Marcus Harvey is undoubtedly best known for another controversial portrait: Myra, a picture of Myra Hindley made using children’s handprints (well, prints from plaster cast hands), caused untold furore when it was shown at the Royal Academy in the Sensation exhibition. His painting Maggie, made nearly a decade and a half later, is rather less well known but equally striking. In my head at least, they are companion pieces: both large scale, black and white paintings made from images widely reproduced in the press and both – arguably, and here I concede there is a difference – portraits of, well, if not actually evil, then of women whose lives one would wish had followed a different path.
Harvey’s White Riot exhibition, White Cube Hoxton Square, 2009
Arriving at White Cube Hoxton Square for Harvey’s White Riot exhibition, it was Maggie that immediately engaged my attention. Occupying almost the full height of the gallery’s far wall, it would have been pretty hard to miss and the image was such a familiar one. But there was also something strange about it and it’s that that made me cross the gallery to see it close-up before casting anything more than a glance at any of the other works. The oddity was down to the sculptural nature of the painting’s surface. This time, rather than using plaster cast objects to apply the paint, Harvey had attached black, white and grey plaster cast objects to the canvas (well, probably not actual canvas but you know) to become the painted surface. And it was the objects that both fascinated me and made me laugh.

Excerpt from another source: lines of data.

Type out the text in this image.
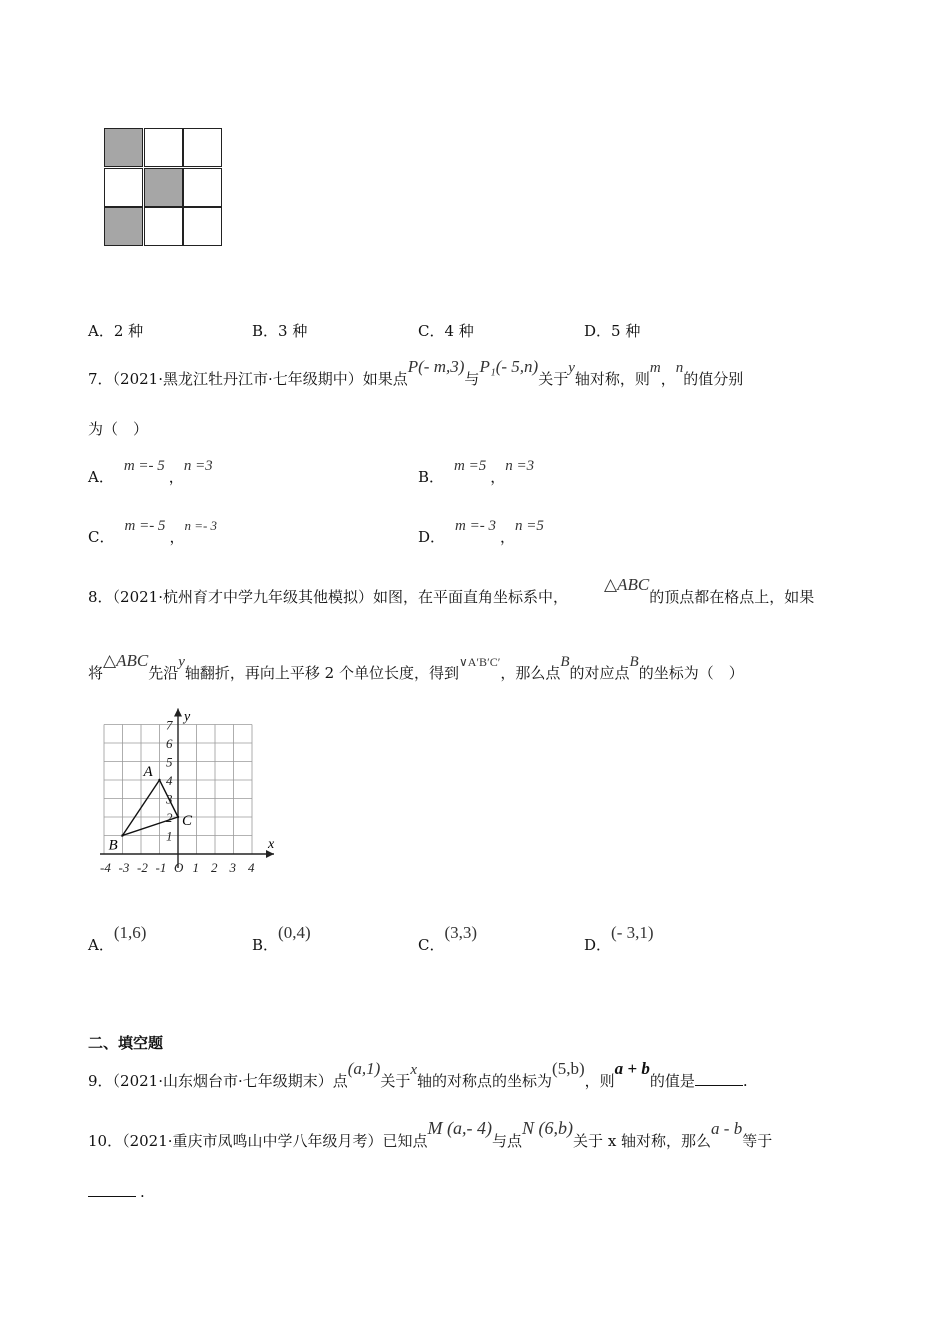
A．2 种	B．3 种	C．4 种	D．5 种
7．（2021·黑龙江牡丹江市·七年级期中）如果点P(- m,3)与P₁(- 5,n)关于y轴对称，则m，n的值分别
为（　）
A．m =- 5，n =3
B．m =5，n =3
C．m =- 5，n =- 3
D．m =- 3，n =5
8．（2021·杭州育才中学九年级其他模拟）如图，在平面直角坐标系中，△ABC的顶点都在格点上，如果
将△ABC先沿y轴翻折，再向上平移 2 个单位长度，得到$^{\vee A'B'C'}$，那么点B的对应点B的坐标为（　）
x
y
-4 -3 -2 -1 O 1 2 3 4
1
2
3
4
5
6
7
A
B
C
A．(1,6)
B．(0,4)
C．(3,3)
D．(- 3,1)
二、填空题
9．（2021·山东烟台市·七年级期末）点(a,1)关于x轴的对称点的坐标为(5,b)，则a + b的值是	.
10．（2021·重庆市凤鸣山中学八年级月考）已知点M (a,- 4)与点N (6,b)关于 x 轴对称，那么a - b等于
.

The objects fall into a number of categories, three of which have stayed firmly in my head: firstly there are the Spitting Image type masks of politicians, Thatcher included, representing, to me at least, the way in which Thatcher was often encountered. Then there are the vegetables; Thatcher was, famously, a grocer’s daughter. Finally, dominating much of the painting’s surface, there are the dildos. In an interview with Simon Hattenstone of The Guardian, Harvey says of these: ‘The dildos just underline the mysterious, deeply buried sexuality that she has and it comes with a whiff of testosterone, not feminine sexiness. They’re about the testosterone she surrounded herself with. She was literally surrounded by cocks. She should have been a feminist icon for the power she had, but she absolutely wasn’t.’
I think for me though, whatever the artist’s intent, and it’s certainly true that Thatcher was no feminist icon, the dildos have always represented something simpler: that she fucked the country.